The five strangers entered inside the temple,
Their blood will come to desecrate the land:
For the Toulousains it will be a very hard example
From one who will come to exterminate its rules.
A clear warning issued in 1555 about an event already in the past.
1568 Lyon Benoist Rigaud
Qu’aura esté par prince Bizantin,
Sera tollu par prince de Tholoze.
La foy de Foix par le chief Tholentin,
Luy faillira ne refusant l’espouse.
What has been for the Byzantine prince,
Will be taken away by the prince of Toulouse.
The faith of Foix through the chief of Tolentino
He will falter by not denying his wife.
Denying a spouse will bring him to his end.
Line 4. The use of ‘ne’ in OF was, on occasion, emphatic and not necessarily negative (but I have not yet found the universal rule to apply to ‘Nostradamus’).
Cathars tried to avoid the making of vows and practiced sexual abstinence. This included in marriage – denying their spouse – although very many never married. A hasty Crusader test was to check if the suspected Cathar was legally married or not. The Crusaders seemed to believe that no Cathars were married and so denying having a spouse, conforming non-married status, was likely to prove fatal.
1568 Lyon Benoist Rigaud
Moyne moynesse d’enfant mort exposé,
Mourir par ourse & rauy par verrier.
Par Fois & Pamyes le camp sera posé
Contre Tholose Carcas dresser forrier.
Innocent man, innocent woman, shed their light on the death of an innocent child,
Killed by the She-Bear set in the glassy heavens.
The military encampment will be positioned by the towns of Foix and Pamias
Arraigned against Toulouse and Carcassonne by the quartermaster.
An enigmatic quatrain with a Zodiac reference about a vision of the Albigensian Crusade.
1555 Lyon Bonhomme
Bazaz, Lectore, Condon, Ausch,& Agine
Esmeus par loys, querele & monopole.
Car Bourd. Thoulouze Bay. Metra en ruine
Renouueler voulant leur tauropole.
Bazas, Lectore, Condon, Ausch, & Agine
Agitated by regulations, disputations and exclusion.

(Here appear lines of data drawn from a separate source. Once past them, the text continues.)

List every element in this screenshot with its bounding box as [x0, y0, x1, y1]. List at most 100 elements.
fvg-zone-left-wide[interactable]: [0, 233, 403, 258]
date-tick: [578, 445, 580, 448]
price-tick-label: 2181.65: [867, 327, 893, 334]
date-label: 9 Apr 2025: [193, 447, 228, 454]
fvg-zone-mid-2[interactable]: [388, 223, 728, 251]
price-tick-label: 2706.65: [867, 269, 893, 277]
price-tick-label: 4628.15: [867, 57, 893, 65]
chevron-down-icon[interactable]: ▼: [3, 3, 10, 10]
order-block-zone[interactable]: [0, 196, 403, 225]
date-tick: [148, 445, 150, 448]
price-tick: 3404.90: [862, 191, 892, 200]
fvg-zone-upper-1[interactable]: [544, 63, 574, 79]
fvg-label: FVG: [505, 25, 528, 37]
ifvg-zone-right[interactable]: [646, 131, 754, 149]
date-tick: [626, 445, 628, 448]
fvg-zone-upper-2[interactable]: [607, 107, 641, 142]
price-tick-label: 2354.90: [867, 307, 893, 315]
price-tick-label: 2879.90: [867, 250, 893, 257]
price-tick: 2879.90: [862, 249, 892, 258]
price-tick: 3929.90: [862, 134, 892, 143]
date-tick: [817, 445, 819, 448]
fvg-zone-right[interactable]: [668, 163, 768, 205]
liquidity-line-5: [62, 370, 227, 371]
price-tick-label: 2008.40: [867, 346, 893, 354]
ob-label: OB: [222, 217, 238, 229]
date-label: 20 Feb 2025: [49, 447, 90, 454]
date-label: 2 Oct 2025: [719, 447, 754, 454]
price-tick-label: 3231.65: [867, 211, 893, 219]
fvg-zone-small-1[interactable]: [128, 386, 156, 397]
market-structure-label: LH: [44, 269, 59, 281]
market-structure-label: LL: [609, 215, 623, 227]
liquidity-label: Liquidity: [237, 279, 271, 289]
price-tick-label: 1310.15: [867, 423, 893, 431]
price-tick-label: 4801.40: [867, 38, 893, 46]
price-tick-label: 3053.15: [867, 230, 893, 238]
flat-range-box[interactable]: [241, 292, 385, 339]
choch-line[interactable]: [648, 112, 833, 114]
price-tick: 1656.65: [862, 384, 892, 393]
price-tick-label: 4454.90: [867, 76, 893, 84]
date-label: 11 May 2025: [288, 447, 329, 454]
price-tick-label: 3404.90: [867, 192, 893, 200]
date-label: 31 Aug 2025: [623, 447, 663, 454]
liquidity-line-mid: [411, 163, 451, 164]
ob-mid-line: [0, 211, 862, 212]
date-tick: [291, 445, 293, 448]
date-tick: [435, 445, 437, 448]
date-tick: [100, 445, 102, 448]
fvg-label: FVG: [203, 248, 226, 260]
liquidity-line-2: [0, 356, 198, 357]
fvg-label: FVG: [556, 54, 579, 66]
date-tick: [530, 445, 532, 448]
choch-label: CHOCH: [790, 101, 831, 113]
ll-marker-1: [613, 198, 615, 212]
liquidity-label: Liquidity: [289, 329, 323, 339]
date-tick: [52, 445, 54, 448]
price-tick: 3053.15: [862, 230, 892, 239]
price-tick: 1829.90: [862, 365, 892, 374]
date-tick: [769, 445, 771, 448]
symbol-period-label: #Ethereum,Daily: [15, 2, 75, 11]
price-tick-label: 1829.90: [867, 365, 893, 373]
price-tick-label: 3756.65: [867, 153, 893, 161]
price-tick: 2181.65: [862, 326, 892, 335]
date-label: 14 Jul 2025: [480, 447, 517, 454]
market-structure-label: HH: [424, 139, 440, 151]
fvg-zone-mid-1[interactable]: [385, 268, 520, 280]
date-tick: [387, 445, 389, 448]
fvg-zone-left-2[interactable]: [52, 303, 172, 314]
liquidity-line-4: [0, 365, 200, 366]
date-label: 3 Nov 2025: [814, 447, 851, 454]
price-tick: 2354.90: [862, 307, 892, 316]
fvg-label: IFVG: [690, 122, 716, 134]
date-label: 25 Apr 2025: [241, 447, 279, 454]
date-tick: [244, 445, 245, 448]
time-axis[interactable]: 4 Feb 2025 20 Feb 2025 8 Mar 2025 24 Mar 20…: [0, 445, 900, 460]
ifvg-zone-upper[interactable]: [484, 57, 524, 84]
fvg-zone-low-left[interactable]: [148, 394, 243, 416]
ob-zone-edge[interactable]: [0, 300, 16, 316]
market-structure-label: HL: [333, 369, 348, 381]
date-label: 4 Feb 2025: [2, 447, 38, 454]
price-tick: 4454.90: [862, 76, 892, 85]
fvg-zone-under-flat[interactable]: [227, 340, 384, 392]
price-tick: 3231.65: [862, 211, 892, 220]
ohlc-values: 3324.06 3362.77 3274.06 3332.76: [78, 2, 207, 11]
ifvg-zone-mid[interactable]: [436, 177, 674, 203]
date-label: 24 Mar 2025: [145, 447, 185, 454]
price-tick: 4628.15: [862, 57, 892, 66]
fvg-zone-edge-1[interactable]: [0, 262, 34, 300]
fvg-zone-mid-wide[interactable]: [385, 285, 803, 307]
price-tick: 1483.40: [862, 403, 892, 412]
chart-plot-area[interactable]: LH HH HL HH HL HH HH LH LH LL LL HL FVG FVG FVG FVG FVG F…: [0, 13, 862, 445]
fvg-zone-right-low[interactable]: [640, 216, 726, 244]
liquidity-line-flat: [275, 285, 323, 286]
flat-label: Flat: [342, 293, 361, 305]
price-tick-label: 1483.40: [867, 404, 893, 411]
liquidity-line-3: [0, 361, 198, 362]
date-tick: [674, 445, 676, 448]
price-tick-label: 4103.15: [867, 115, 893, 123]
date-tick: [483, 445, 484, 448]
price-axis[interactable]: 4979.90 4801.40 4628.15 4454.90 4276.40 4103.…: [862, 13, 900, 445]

They will be ruined by bad changes in ‘Bourd. Thoulouze’ (and)
Left wanting to revive their ‘innocence-opolis’.
Line 4, ‘tauropole’ was an ancient portmanteau from the Greek meaning heifer-town, virgin-city (by association ‘Diana city’) or, in my own words, ‘innocence-opolis’.
The only profitable part these backward-facing quatrains could play is to aid our retrospective understanding of a portion of past history. Here we learn how the people – both Catholics and reformed Cathars – are thoroughly immersed in tyrranical alterations to their way of living and how they regret the changes and yearn for the lost world of relative innocence that many such ‘faitids’ (non-Cathars) had fought side-by-side with Cathars to preserve. It seems the Northern Crusaders were not popular with the Southern Christians that they might claim to have ‘liberated’ from the ‘anti-Christians’.